At the same time, Americans were beginning to benefit from a series of public health revolutions. Cities built sewage systems and introduced clean water supplies. Scientists uncovered germ theory in the late 1800s, transforming medicine with sterile surgical practice and infection control.

The discovery of vaccines and the use of penicillin in the 1940s further reshaped life expectancy. Once-fatal diseases like smallpox, polio, diphtheria, and measles were brought under control, while smallpox became the first human disease to be eradicated worldwide in 1980.

Advances in obstetric care, such as blood transfusions, antibiotics, Cesarean sections, and neonatal intensive care, drastically improved maternal and infant survival rates.
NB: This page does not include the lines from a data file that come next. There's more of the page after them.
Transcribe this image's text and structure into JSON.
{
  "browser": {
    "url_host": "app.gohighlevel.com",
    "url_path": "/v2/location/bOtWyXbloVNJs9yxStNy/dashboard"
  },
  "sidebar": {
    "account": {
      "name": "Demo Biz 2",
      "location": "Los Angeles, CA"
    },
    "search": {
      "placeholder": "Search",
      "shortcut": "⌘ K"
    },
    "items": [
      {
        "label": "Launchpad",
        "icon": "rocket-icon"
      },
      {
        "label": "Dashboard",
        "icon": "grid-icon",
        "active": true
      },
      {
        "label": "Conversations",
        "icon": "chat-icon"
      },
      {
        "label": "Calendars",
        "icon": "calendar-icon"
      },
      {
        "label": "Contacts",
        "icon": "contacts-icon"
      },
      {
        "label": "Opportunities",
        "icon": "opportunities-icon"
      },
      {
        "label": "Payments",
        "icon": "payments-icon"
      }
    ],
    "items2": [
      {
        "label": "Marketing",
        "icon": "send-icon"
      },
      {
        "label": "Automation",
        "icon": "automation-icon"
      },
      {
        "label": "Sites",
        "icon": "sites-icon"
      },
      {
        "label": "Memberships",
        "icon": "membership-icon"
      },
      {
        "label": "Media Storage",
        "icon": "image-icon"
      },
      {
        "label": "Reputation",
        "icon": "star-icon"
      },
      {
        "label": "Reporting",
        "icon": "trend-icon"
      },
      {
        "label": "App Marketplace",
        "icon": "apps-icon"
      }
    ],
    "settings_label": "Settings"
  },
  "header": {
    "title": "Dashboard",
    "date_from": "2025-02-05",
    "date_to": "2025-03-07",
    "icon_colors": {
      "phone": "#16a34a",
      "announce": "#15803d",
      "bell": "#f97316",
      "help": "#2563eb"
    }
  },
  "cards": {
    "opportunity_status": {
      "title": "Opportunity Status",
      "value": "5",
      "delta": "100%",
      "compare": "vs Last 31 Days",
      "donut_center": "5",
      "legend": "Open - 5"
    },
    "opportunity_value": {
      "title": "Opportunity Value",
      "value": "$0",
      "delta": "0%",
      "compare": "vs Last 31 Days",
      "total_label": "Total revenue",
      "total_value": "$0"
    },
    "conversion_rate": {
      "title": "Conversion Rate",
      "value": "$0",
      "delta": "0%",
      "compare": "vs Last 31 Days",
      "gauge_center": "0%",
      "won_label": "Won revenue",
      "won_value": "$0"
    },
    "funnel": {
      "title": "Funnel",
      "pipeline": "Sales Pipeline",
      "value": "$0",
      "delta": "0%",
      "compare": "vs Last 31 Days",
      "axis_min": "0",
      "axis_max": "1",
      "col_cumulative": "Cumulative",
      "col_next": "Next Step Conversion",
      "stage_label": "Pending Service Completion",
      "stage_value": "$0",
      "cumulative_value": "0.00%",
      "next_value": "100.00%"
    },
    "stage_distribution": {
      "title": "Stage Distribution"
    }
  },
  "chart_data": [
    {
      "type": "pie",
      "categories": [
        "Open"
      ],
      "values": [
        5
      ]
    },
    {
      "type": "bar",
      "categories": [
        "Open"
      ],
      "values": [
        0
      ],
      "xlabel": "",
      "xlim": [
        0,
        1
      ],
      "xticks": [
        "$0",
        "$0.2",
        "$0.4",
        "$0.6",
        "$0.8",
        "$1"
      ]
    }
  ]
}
Heart care also changed with the development of CPR, defibrillators, bypass surgery, stents, and statins.

These breakthroughs helped shift the leading causes of death away from infections and toward chronic conditions such as heart disease, stroke, and cancer. The National Cancer Institute found that prevention and early detection have been key in saving lives, with screening and lifestyle changes accounting for about 80% of cancer deaths averted over the past 45 years.

Today, chronic diseases dominate because most people live long enough to develop them. Yet physicians warn this progress brings new concerns tied to modern living habits.

Dr. Omer Awan of the University of Maryland School of Medicine explained to Fox News Digital, “The transformation of deaths in the last 250 years, largely from infectious diseases to currently chronic debilitating diseases, represents both success and new challenges Americans will have to face.”

He added that sedentary lifestyles and diets high in fat, salt, and ultraprocessed foods fuel these chronic epidemics, leading to obesity and related illnesses.

Still, Awan said the pattern of progress can continue. “Just as vaccines and antibiotics prolonged life centuries ago, so can lifestyle changes, exercise and new therapies that target obesity—like GLP-1 drugs and medications that promote better metabolic health.”

What killed Americans in 1776 was largely out of their hands. Today, the greatest threats to health stem not from infection, but from behavior and longevity itself. The change tells a story of innovation, survival, and the ongoing evolution of how a nation manages to live—and live longer.